On the matter of general UK support, which was raised by the noble Lords, Lord Anderson of Swansea and Lord Loomba, DfID, on the part of the UK Government, has programmes promoting democratic and economic governance in Zimbabwe. We stand ready to support any new Administration who seek to improve human rights, transparency and domestic accountability.
The right reverend Prelate the Bishop of Southwark made a powerful contribution. He said that the United Kingdom is Zimbabwe’s oldest friend and talked about vigilance and the role of the churches. I was very struck with the words that he quoted from his colleague the Bishop of Matabeleland; there was a great deal of wisdom in these words and I am sure that they will have been noted across the Chamber and in Hansard for others to read.
My noble friend Lord Goodlad raised the important issue of former Crown servants and their pensions—those people who gave stalwart service to the country of Zimbabwe. I know that my right honourable friend Rory Stewart is aware of this issue. I say to my noble friend Lord Goodlad that I think it is important it is on the radar and I know that it will be looked at closely.
My noble friend Lord Hayward raised the issue of the economic situation in Zimbabwe.
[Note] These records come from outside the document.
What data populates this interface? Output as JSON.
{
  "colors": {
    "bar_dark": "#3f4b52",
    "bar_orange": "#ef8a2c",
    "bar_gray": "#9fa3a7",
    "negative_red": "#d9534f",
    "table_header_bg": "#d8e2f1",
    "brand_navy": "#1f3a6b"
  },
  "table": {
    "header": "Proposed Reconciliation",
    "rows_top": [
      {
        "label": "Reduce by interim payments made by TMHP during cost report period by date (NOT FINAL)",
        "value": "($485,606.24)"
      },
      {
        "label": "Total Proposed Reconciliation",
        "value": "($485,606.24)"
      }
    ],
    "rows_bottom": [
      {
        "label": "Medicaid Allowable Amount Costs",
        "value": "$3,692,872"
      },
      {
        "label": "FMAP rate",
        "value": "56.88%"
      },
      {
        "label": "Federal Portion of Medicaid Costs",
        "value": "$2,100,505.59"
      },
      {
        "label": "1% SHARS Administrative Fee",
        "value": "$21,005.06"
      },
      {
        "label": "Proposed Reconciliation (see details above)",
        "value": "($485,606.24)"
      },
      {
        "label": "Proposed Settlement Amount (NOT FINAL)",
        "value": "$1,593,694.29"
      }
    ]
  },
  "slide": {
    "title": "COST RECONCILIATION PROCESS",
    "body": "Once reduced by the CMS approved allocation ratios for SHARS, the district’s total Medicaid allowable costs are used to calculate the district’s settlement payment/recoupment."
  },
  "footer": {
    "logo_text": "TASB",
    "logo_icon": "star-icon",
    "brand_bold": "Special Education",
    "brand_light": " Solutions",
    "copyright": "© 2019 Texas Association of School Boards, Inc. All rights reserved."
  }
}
There is no doubt that Zimbabwe faces its most serious economic crisis since 2008 because of the simultaneous cash, liquidity and fiscal crisis, difficulties in getting hard currency, the declining value of local bond notes, which has resulted in fuel shortage and widespread panic-buying of essential goods. I was struck by the wise words of my noble friend that we should offer assistance and not impose. That reflects entirely what the United Kingdom Government feel.
I also listened with interest to the noble Viscount, Lord Waverley, and the suggestions that he made on the economy. These sounded very constructive and will certainly be of interest.
My noble friend Lord Caithness made what I thought was perhaps the most optimistic contribution in the debate. Initially I thought he was perhaps coming from the stable of the noble Lord, Lord Hughes, and my noble friend Lord Blencathra. Then my spirits lifted because it was very clear from that contribution that there is hope, and the transformation in the lives of the friends to whom he referred was quite remarkable. We all hope that may be the harbinger of things to come.
In conclusion, the events of the last few weeks have been momentous, not just for Zimbabwe but for Africa. The country has an opportunity to set itself on a new path, free from oppression and economic hardship. Zimbabwe is currently financially crippled, but it is a country full of natural riches and, most importantly, highly capable people, full of hope and in themselves, as far as I can gather, determined and committed to the future of their country. The noble Lord, Lord Luce, encapsulated that very powerfully. The UK has long supported the people of Zimbabwe and we stand ready to help them make this hope a reality.